Read on the next page: 30 degrees improvement with the water cooler.
The water-cooled card had GPU1 idling at 38 degrees C, while GPU2 was idling at 47 degrees C. After completing several 3DMark06 loops, the temperatures jumped to 50 degrees C and 66 degrees C, respectively.
Since Asetek has a sound room, we were able to compare the sound levels produced by the two setups as well. The air-cooled system created a noise level of 34 dBA in idle mode, which jumped to 40.2 dBA due to increased fan noise. If you were to continue to load the card, the noise output tops out at 48 dBA. We did not notice an increase in system level noise during that procedure with the water-cooled system. 28 dBA came from the system, while the fan on Asetek’s 9800GX2 water-block produced 20.8 dBA. The Blackbird comes with a relatively noisy fan by default, which should be considered for a replacement by users with something more… silent.

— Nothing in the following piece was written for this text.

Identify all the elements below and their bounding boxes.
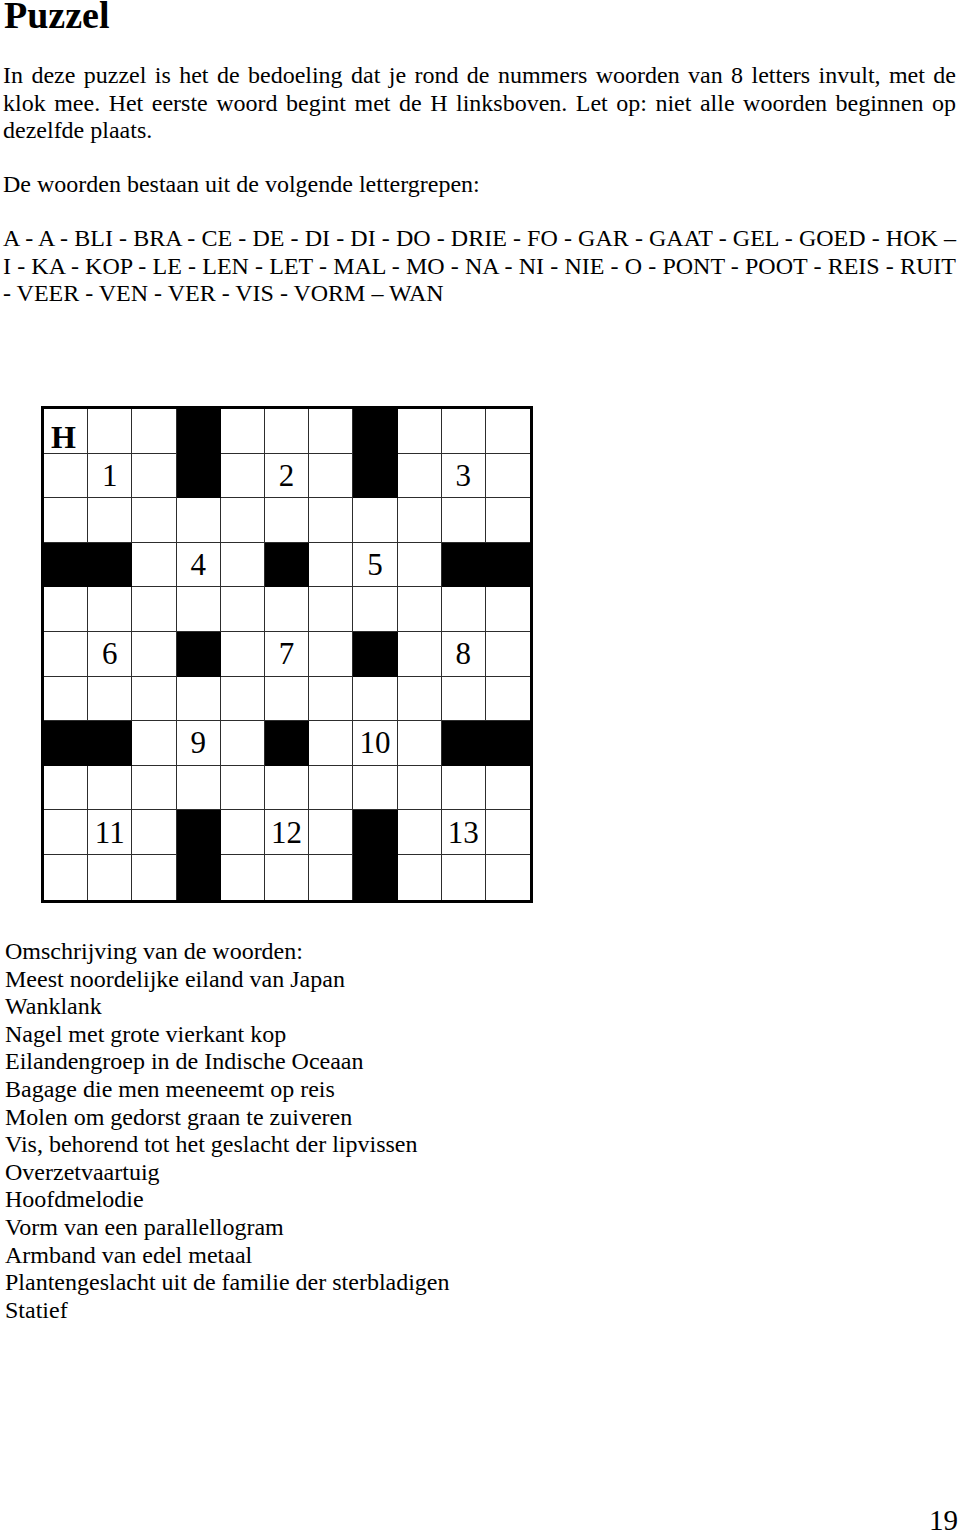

At the end of the day, we cannot say that we were not impressed by Asetek’s water-cooling solution. It is silent, and is able to keep the 9800GX2 at bay, without outputting excessive heat inside the system (9800GX2 cannot push all of the heat to the outside, but features gills that heat the air inside the case).
The OEM volume pricing for the whole setup is flowing around $45-50; Asetek guarantees no-leaks and no-water-evaporation for 50,000 hours.
If Asetek is able to keep the price down, we could be seeing see much more LCLC systems coming to the market. As a retailer, you won’t find this setup attractive from a visual standpoint (unless you paint it), but if you’re an OEM that wants to build a low-noise solution, this setup is able to cool the hot 9800GX2 by a massive 30 degrees. And the best of all is that you can get a complete setup for the price of one high-end waterblock.